Huh?  What's this?  We'll see a half a foot increase in the sea levels over the next 100 years?  Wait a minute...  Those two stations are just 85 miles apart - 140 km.  Yet not only do they have opposite polarities (falling and rising), but the level of change is about the same!  Meaning they are nearly the exact opposite of each other.  Well, what happens about half-way between them:



Well, now this IS perplexing!  We see nearly ZERO change over the next 100 years - basically flat.  So to recap what we have:

Neah Bay, at the Western end of the Straits of Juan de Fuca (right on the Pacific Ocean) says the oceans are falling by half a foot a century.  Port Townsend, at the Eastern end of the Strait says the oceans are rising by half a foot a century.  And Port Angeles in the middle says things aren't changing at all.

Well, now I'm not a geologist, but I am an engineer with a strong background in physics, and to me it looks like the Olympic Peninsula (upon which all three cities are situated) is tilting!  That is, it is listing to the East.  Something is upswelling the West, and submerging the East, and Port Angeles is right about where the fulcrum is located.

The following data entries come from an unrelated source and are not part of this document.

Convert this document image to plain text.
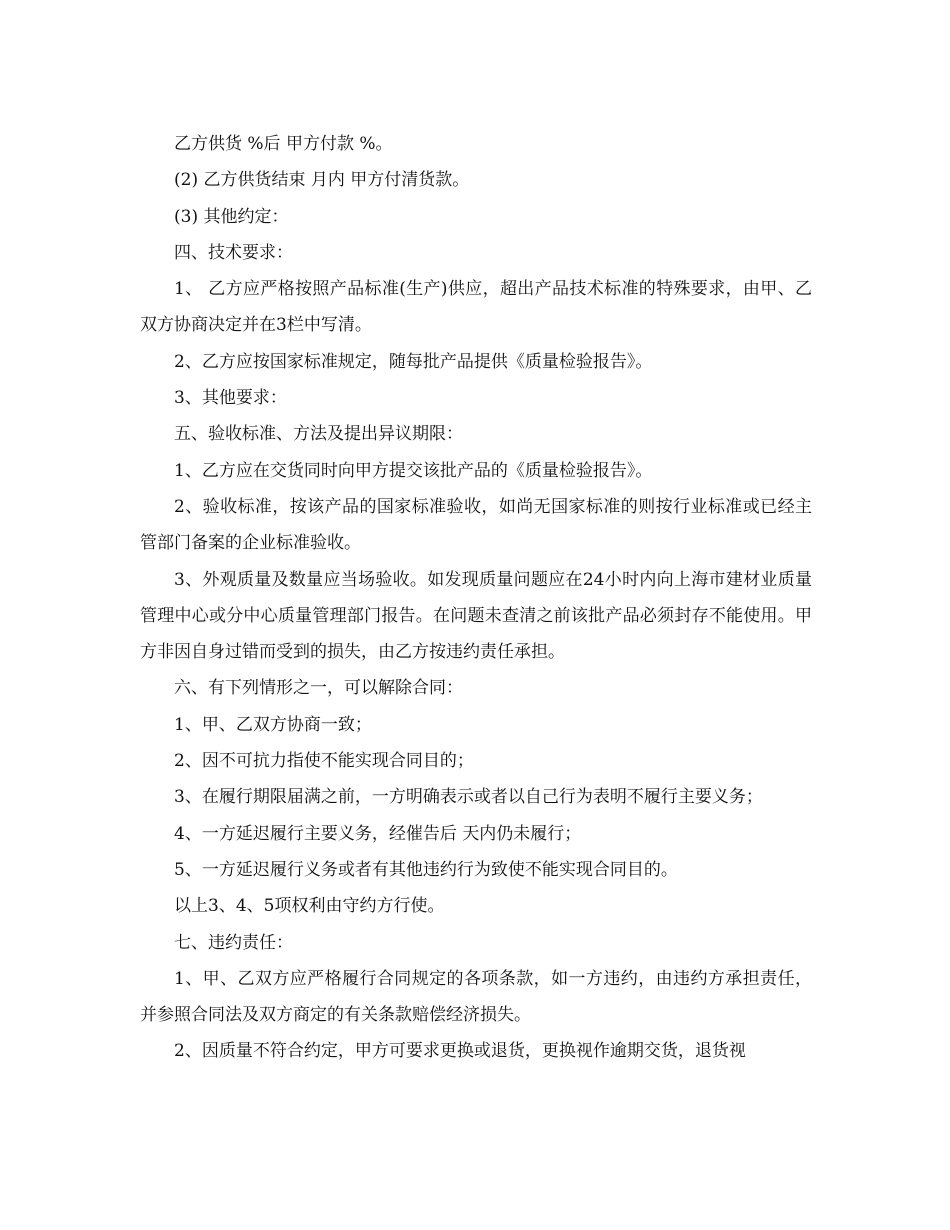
乙方供货 %后 甲方付款 %。

(2) 乙方供货结束 月内 甲方付清货款。

(3) 其他约定：

四、技术要求：

1、 乙方应严格按照产品标准(生产)供应，超出产品技术标准的特殊要求，由甲、乙双方协商决定并在3栏中写清。

2、乙方应按国家标准规定，随每批产品提供《质量检验报告》。

3、其他要求：

五、验收标准、方法及提出异议期限：

1、乙方应在交货同时向甲方提交该批产品的《质量检验报告》。

2、验收标准，按该产品的国家标准验收，如尚无国家标准的则按行业标准或已经主管部门备案的企业标准验收。

3、外观质量及数量应当场验收。如发现质量问题应在24小时内向上海市建材业质量管理中心或分中心质量管理部门报告。在问题未查清之前该批产品必须封存不能使用。甲方非因自身过错而受到的损失，由乙方按违约责任承担。

六、有下列情形之一，可以解除合同：

1、甲、乙双方协商一致；

2、因不可抗力指使不能实现合同目的；

3、在履行期限届满之前，一方明确表示或者以自己行为表明不履行主要义务；

4、一方延迟履行主要义务，经催告后 天内仍未履行；

5、一方延迟履行义务或者有其他违约行为致使不能实现合同目的。

以上3、4、5项权利由守约方行使。

七、违约责任：

1、甲、乙双方应严格履行合同规定的各项条款，如一方违约，由违约方承担责任，并参照合同法及双方商定的有关条款赔偿经济损失。

2、因质量不符合约定，甲方可要求更换或退货，更换视作逾期交货，退货视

In fact, if you look at the three other sites in that region, you'll see quite variable levels of sea change predicted.  Now again, realize these are all on the same waterway, all located within a few hours boat-ride of each other.  And they're all showing different measurements (sometimes as much as 4 inches over the next century across a distance of just 30 miles).

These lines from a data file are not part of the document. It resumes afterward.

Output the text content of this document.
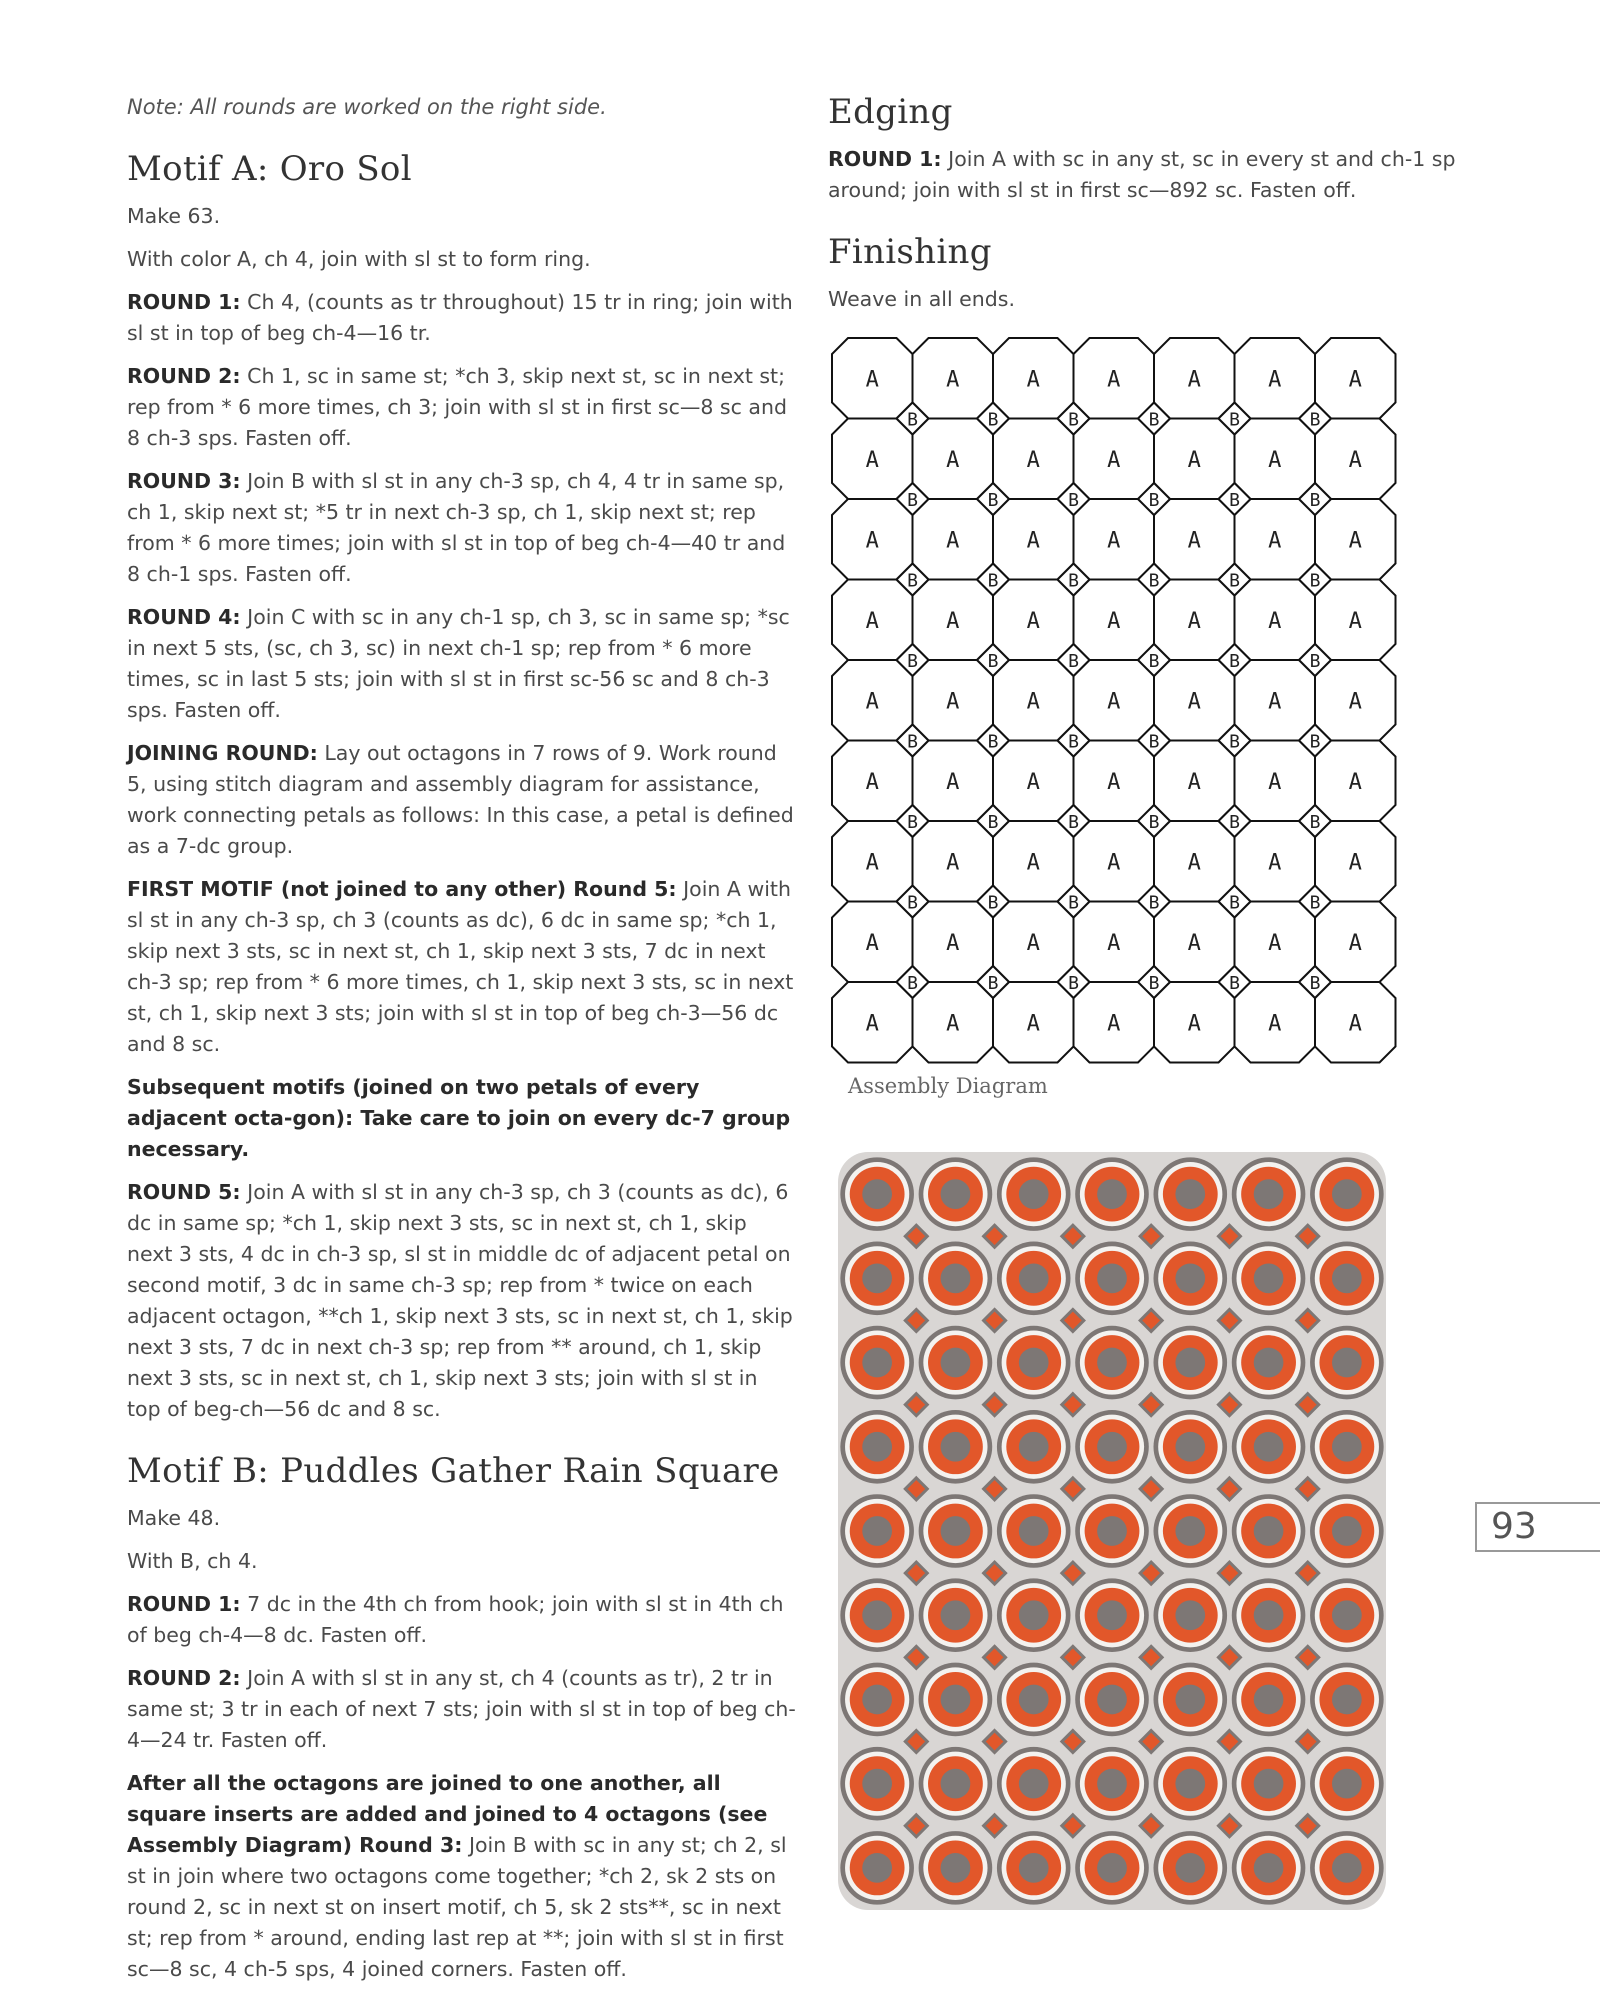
Note: All rounds are worked on the right side.

Motif A: Oro Sol

Make 63.

With color A, ch 4, join with sl st to form ring.

ROUND 1: Ch 4, (counts as tr throughout) 15 tr in ring; join with sl st in top of beg ch-4—16 tr.

ROUND 2: Ch 1, sc in same st; *ch 3, skip next st, sc in next st; rep from * 6 more times, ch 3; join with sl st in first sc—8 sc and 8 ch-3 sps. Fasten off.

ROUND 3: Join B with sl st in any ch-3 sp, ch 4, 4 tr in same sp, ch 1, skip next st; *5 tr in next ch-3 sp, ch 1, skip next st; rep from * 6 more times; join with sl st in top of beg ch-4—40 tr and 8 ch-1 sps. Fasten off.

ROUND 4: Join C with sc in any ch-1 sp, ch 3, sc in same sp; *sc in next 5 sts, (sc, ch 3, sc) in next ch-1 sp; rep from * 6 more times, sc in last 5 sts; join with sl st in first sc-56 sc and 8 ch-3 sps. Fasten off.

JOINING ROUND: Lay out octagons in 7 rows of 9. Work round 5, using stitch diagram and assembly diagram for assistance, work connecting petals as follows: In this case, a petal is defined as a 7-dc group.

FIRST MOTIF (not joined to any other) Round 5: Join A with sl st in any ch-3 sp, ch 3 (counts as dc), 6 dc in same sp; *ch 1, skip next 3 sts, sc in next st, ch 1, skip next 3 sts, 7 dc in next ch-3 sp; rep from * 6 more times, ch 1, skip next 3 sts, sc in next st, ch 1, skip next 3 sts; join with sl st in top of beg ch-3—56 dc and 8 sc.

Subsequent motifs (joined on two petals of every adjacent octa-gon): Take care to join on every dc-7 group necessary.

ROUND 5: Join A with sl st in any ch-3 sp, ch 3 (counts as dc), 6 dc in same sp; *ch 1, skip next 3 sts, sc in next st, ch 1, skip next 3 sts, 4 dc in ch-3 sp, sl st in middle dc of adjacent petal on second motif, 3 dc in same ch-3 sp; rep from * twice on each adjacent octagon, **ch 1, skip next 3 sts, sc in next st, ch 1, skip next 3 sts, 7 dc in next ch-3 sp; rep from ** around, ch 1, skip next 3 sts, sc in next st, ch 1, skip next 3 sts; join with sl st in top of beg-ch—56 dc and 8 sc.

Motif B: Puddles Gather Rain Square

Make 48.

With B, ch 4.

ROUND 1: 7 dc in the 4th ch from hook; join with sl st in 4th ch of beg ch-4—8 dc. Fasten off.

ROUND 2: Join A with sl st in any st, ch 4 (counts as tr), 2 tr in same st; 3 tr in each of next 7 sts; join with sl st in top of beg ch-4—24 tr. Fasten off.

After all the octagons are joined to one another, all square inserts are added and joined to 4 octagons (see Assembly Diagram) Round 3: Join B with sc in any st; ch 2, sl st in join where two octagons come together; *ch 2, sk 2 sts on round 2, sc in next st on insert motif, ch 5, sk 2 sts**, sc in next st; rep from * around, ending last rep at **; join with sl st in first sc—8 sc, 4 ch-5 sps, 4 joined corners. Fasten off.

Edging

ROUND 1: Join A with sc in any st, sc in every st and ch-1 sp around; join with sl st in first sc—892 sc. Fasten off.

Finishing

Weave in all ends.

A	A	A	A	A	A	A
A	A	A	A	A	A	A
A	A	A	A	A	A	A
A	A	A	A	A	A	A
A	A	A	A	A	A	A
A	A	A	A	A	A	A
A	A	A	A	A	A	A
A	A	A	A	A	A	A
A	A	A	A	A	A	A
B	B	B	B	B	B
B	B	B	B	B	B
B	B	B	B	B	B
B	B	B	B	B	B
B	B	B	B	B	B
B	B	B	B	B	B
B	B	B	B	B	B
B	B	B	B	B	B
Assembly Diagram
93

I submit what we are seeing is not evidence of ocean levels increasing (Neah Bay is a strong contra-indicator of that), but geologic motion - the land is still rebounding and "reflowing" after the retreat of the glaciers from the last ice age.  You see, all that land you see on that first map was covered by a mile of ice approximately 20,000 years ago.  And it was there for the better part of 100,000 years.  That's a lot of pressure, and the Earth is bouncing back.

Furthermore, the entire Western Coast of the US is essentially colliding with the Pacific Ocean floor; this is the source for our great earthquakes and volcanos - two great plates of the Earth grinding against each other with the occasional release of tension in a terrible and destructive act.  But those same forces will - and do - shape the Earth, either with massive and sudden changes (such as surface faults or volcanic flows or explosion) or long-term buckling or subtending.

Perhaps what is being measured is not sea levels changing but the Earth showing it is ever-changing and moving.  Nah, can't be - that doesn't support the forgone conclusion that man is ruining the Earth and causing all the ice to melt, thereby bringing on our aquatic doom.